Мы пристально глядим друг на друга, и пауза затягивается.
– Когда вы думаете начать работать, чтобы окупить расходы на ваше содержание?
– Я – заключенный, ожидающий суда. Лица, ожидающие суда, не обязаны работать. Таков закон. Заключенных содержат на средства общества.
– Какой же вы заключенный? Вы на свободе и можете поступать, как вам вздумается. – Он ждет, что я клюну на эту грубо подброшенную приманку. Молчу. – Почему вы решили, что вы заключенный, если вас даже нет в наших списках? Вы думаете, мы не ведем списки? Но вас в них нет. Так что вы – человек свободный.
Поднимаюсь и следом за ним иду через двор к воротам. Стражник протягивает ему ключ, и Мендель отпирает замок.
– Вот видите? Открыто.
Мгновенье поколебавшись, прохожу в ворота. Мне очень хочется кое– что узнать. Я гляжу на Менделя, на его ясные глаза, окна его души, на рот, через который обращается к миру живущий в этом теле дух.

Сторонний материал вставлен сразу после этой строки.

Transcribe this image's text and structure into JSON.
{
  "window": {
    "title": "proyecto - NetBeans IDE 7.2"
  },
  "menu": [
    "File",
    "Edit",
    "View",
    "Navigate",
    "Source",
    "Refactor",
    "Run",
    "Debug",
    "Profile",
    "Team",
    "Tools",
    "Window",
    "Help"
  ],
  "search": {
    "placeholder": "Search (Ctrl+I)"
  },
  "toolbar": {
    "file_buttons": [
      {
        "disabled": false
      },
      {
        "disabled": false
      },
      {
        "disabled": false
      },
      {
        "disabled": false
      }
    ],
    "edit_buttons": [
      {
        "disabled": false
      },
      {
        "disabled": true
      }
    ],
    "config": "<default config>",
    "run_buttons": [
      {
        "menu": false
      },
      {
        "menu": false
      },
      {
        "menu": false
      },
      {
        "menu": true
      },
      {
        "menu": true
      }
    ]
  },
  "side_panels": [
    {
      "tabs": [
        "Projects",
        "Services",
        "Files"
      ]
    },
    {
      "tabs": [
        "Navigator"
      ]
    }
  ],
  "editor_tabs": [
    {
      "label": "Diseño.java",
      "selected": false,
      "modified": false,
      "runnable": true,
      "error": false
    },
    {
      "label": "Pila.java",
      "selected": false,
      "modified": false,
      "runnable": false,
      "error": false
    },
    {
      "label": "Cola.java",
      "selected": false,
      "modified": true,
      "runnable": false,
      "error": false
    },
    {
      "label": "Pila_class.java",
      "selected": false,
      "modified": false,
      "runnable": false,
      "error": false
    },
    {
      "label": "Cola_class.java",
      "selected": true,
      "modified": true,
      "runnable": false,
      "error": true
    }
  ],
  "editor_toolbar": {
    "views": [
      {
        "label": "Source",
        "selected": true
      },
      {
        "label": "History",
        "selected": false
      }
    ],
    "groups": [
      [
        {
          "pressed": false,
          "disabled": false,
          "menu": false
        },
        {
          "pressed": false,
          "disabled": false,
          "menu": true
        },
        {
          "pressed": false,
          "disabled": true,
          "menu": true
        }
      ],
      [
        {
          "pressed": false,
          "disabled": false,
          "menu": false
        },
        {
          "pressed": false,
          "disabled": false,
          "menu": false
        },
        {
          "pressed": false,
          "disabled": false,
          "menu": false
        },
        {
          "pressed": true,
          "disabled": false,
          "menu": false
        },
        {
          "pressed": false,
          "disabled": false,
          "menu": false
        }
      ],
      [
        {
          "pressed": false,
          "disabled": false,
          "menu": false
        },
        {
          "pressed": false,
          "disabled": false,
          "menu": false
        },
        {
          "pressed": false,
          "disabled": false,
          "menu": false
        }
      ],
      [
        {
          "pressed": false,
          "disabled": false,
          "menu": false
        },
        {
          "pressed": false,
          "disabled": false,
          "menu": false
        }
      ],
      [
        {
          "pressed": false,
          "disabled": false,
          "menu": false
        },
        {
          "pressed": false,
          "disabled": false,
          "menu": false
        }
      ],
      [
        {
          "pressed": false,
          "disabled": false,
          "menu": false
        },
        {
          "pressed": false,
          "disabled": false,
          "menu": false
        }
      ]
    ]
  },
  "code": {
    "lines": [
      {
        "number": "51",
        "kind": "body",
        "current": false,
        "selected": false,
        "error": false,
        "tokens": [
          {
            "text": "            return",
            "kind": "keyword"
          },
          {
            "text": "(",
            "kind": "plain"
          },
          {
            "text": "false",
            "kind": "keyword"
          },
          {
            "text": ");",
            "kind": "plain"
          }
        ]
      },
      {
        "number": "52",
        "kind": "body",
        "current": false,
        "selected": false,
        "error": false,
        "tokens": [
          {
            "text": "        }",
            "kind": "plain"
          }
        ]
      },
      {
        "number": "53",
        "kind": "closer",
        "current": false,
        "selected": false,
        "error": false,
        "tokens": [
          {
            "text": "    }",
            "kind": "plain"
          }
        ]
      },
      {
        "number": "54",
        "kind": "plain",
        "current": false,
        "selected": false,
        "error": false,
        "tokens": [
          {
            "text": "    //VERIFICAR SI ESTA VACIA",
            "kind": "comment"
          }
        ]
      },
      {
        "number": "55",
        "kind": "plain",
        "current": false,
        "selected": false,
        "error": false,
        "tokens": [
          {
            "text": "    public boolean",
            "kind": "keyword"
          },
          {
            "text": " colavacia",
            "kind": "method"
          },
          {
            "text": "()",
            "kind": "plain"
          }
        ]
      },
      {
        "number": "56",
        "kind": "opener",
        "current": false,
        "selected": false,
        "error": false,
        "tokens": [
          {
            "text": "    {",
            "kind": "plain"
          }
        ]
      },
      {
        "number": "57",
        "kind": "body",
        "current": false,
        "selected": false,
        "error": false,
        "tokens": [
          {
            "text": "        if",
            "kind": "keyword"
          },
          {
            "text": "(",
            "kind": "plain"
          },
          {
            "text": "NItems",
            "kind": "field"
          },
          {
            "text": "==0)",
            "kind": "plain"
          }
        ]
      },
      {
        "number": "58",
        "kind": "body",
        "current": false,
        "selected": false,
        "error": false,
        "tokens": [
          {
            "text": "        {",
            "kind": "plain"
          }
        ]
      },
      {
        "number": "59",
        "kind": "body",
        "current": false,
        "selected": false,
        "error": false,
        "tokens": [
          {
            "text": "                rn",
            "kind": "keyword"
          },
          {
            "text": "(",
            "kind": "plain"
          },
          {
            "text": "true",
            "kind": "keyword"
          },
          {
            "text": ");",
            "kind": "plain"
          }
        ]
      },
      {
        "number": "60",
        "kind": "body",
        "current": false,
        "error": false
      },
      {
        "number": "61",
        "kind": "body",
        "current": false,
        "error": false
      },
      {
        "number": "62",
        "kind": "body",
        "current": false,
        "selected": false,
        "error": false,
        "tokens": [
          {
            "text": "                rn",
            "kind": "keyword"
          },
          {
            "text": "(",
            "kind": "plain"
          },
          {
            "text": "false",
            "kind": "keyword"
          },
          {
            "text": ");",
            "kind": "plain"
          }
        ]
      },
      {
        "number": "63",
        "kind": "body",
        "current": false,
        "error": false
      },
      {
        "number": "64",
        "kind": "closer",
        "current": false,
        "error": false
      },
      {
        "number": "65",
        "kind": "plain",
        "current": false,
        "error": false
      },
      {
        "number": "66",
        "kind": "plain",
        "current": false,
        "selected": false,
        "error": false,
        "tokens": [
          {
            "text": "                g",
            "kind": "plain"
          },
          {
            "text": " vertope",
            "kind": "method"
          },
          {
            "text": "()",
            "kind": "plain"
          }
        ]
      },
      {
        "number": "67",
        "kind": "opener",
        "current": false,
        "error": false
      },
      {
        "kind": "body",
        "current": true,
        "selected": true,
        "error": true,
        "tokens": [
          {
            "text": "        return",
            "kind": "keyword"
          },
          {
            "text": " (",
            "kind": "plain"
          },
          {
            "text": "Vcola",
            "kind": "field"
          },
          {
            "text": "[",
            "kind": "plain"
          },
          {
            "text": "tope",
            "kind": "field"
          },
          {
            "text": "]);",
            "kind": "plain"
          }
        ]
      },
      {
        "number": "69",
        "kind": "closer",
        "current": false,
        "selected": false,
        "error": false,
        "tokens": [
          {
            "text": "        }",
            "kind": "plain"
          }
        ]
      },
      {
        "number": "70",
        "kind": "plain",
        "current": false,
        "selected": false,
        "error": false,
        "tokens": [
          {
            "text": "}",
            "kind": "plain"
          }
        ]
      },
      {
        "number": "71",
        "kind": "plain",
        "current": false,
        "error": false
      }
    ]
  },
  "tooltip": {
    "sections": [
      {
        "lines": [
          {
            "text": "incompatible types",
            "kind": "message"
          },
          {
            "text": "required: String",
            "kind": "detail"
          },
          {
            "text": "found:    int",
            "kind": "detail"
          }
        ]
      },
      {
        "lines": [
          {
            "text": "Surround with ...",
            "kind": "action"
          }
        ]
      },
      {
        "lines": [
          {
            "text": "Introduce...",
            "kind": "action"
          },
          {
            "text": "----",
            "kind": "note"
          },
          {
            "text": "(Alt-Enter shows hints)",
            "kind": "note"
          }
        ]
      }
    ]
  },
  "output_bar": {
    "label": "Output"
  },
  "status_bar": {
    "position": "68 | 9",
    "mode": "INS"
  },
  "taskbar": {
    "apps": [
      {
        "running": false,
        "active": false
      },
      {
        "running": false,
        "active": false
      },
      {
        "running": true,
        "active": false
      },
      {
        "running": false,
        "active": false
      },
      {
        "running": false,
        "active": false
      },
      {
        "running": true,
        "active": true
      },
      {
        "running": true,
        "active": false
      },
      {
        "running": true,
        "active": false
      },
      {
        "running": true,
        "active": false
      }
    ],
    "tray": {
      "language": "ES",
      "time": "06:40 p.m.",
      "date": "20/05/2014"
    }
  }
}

– Вы могли бы уделить мне минутку? – спрашиваю я. Мы стоим в проеме ворот; стражник, замерев поодаль, делает вид, что ничего не слышит. – Я давно не молод, – говорю я. – И если раньше меня ждало здесь какое-то будущее, то теперь все рухнуло. – Обвожу рукой площадь, показываю на пыль, которую гонит жаркий летний ветер, разносящий напасти и болезни. – А кроме того, я один раз уже умер, вон на том дереве, правда, вы решили меня спасти. Поэтому прежде, чем я уйду, я хотел бы кое-что понять. Если, конечно, еще не слишком поздно, учитывая, что варвары уже у наших ворот. – Чувствую, как мои губы кривятся в еле заметной насмешливой улыбке, но ничего не могу с собой поделать. Поднимаю глаза и смотрю на пустое небо. – Простите, если мой вопрос покажется вам дерзким, но скажите, пожалуйста, как вам удается заставить себя потом есть? После того, как вы… работаете с людьми? Меня всегда это интересовало… применительно к палачам, экзекуторами им подобным? Нет, подождите! Я еще не закончил. Я с вами вполне искренен, вы даже не знаете, чего мне стоило об этом заговорить, ведь я вас боюсь, как вы сами прекрасно понимаете. Скажите, неужели вам потом не приходится делать над собой никаких усилий, чтобы проглотить кусок? Мне, например, кажется, что после такой работы должно возникнуть желание вымыть руки. И даже этого, вероятно, мало; вероятно, требуется какой-то церковный обряд, некий ритуал очищения… вы не согласны? Чтобы каким-то образом очистить и душу – так, по крайней мере, я себе это представляю. А иначе как можно потом вернуться к обычной жизни – к примеру, сесть за стол и преломить хлеб с родными или с друзьями?
Он поворачивается, чтобы уйти, но я успеваю схватить его за локоть своей похожей на клешню рукой.